Sedemikian padatnya acara pagi sehingga kami cabut pas Jules mulai menjelaskan satu persatu rasi bintang di langit, yang sering kami pantau memang bila melakukan interior camping. Kami lalu ikut ceramah teknik permainan bridge yang dipandu oleh seorang perempuan yang tampak jagonya, Barbara Nist namanya. Ia menjelaskan berbagai teknik bermain sebab memang itulah yang paling universil dari permainan bridge.
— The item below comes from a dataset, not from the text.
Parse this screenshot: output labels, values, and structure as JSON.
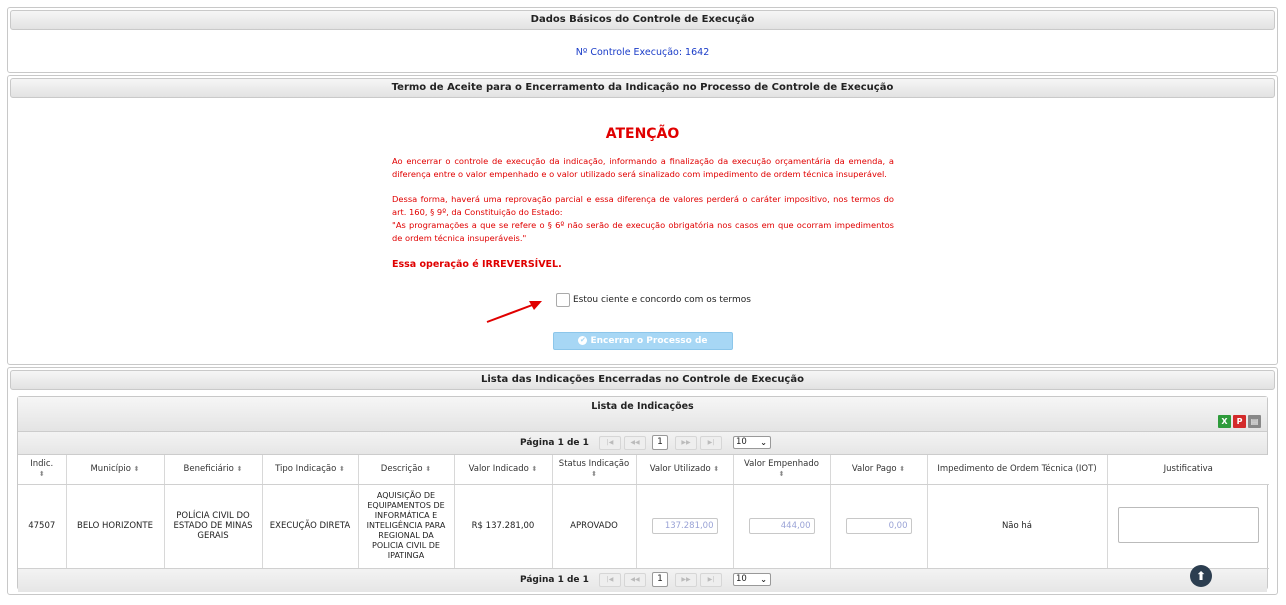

Bidding system kita bisa lain-lain tetapi kalau sudah terjadi kontrak, semua akan membutuhkan teknik bermain yang oke punya. Nah, kemudian kami ikut pertandingan 6 meja, 12 pasang para peserta cruise ini. Tidak percuma Bang Jeha dan Empoknya suka bengkelai kalau sedang berpasangan :-), tak sia-sialah Dekan dan PuDek Akademi Bridge ServiamTO selama ini berusaha memasang kami berdua. Sebab kami menjadi juara kedua dengan score 48, dimana juara kesatu score-nya 49. Kami memang bermain cukupan bagusnya, isteriku boleh dibilang bermain gemilang mengingat levelnya baru pemula. Soalnya lawan-lawan kami dedengkot bridge, anggota ACBL (American Contract Bridge League) yang sudah bermain puluhan tahun. Bagusnya lagi dan itu menjadi pelajaran juga untukku, mayoritas pemain yang berpasangan campuran merupakan pasutri dan tak ada yang berkelahi :-). Thank you partner!